Cytotoxin-associated gene A protein (CagA) from type I H. pylori has been proved by epidemiological and experimental studies to be closely associated with the H. pylori induced gastric diseases, especially gastric cancer. However, the precise role of CagA in cell function after H. pylori infection remains unclear and no study on exploring the global protein expression pattern which can reflect host cells response to CagA has been reported.

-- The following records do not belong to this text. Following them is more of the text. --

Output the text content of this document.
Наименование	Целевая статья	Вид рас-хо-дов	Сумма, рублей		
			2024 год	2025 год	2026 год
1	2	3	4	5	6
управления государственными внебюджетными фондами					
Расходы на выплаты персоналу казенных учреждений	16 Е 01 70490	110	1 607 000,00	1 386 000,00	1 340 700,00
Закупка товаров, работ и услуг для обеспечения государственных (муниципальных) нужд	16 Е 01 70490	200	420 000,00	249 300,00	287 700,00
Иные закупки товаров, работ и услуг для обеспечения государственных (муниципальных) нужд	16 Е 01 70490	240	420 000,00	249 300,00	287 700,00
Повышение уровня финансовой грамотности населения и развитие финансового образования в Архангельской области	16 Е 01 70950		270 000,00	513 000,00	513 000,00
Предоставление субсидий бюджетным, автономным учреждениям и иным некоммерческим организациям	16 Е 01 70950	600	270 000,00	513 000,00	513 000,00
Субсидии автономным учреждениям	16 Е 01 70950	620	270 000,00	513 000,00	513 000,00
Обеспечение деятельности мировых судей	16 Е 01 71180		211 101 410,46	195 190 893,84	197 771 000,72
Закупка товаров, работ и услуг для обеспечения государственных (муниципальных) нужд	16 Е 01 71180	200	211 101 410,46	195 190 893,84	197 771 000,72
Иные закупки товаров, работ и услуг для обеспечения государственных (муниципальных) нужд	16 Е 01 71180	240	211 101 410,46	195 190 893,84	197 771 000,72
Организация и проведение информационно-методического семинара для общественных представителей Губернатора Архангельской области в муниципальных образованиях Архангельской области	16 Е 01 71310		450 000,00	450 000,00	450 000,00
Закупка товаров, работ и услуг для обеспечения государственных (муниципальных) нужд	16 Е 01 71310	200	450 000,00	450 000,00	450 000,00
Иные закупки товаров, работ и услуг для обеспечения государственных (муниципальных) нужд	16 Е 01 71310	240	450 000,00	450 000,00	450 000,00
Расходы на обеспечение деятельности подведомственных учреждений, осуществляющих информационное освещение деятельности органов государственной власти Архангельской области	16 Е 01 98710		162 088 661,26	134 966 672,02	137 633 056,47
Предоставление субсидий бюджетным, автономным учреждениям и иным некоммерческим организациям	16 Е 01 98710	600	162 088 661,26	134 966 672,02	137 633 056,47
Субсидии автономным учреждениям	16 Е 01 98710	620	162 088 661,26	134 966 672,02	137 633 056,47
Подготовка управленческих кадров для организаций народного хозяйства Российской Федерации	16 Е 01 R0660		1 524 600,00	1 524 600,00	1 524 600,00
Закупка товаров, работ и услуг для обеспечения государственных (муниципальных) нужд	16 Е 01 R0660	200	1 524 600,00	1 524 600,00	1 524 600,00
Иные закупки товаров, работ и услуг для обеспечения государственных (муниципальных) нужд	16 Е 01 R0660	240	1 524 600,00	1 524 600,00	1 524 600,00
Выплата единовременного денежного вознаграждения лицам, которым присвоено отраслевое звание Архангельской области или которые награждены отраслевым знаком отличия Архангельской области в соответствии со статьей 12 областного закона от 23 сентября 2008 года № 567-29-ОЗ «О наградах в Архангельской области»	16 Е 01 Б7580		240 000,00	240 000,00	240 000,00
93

A research article to be published on 28 January 2008 in the World Journal of Gastroenterology addresses this question. The research team led by Prof. Zheng from Cancer Institute of Zhejiang University used ProteinChip platform, which is based on surface enhanced laser desorption/ionisation time-of-flight mass spectrometry (SELDI-TOF-MS) technology, to study the global protein expression changes in AGS cells transfected with CagA gene. As various researches indicated a relationship among CagA, ERK/MAPK pathway activation and gastric cancer, the article further investigate the relationship of these protein expression differences and activation of ERK pathway by adding specific mitogen-activated protein kinase (MEK) inhibitor during transfection.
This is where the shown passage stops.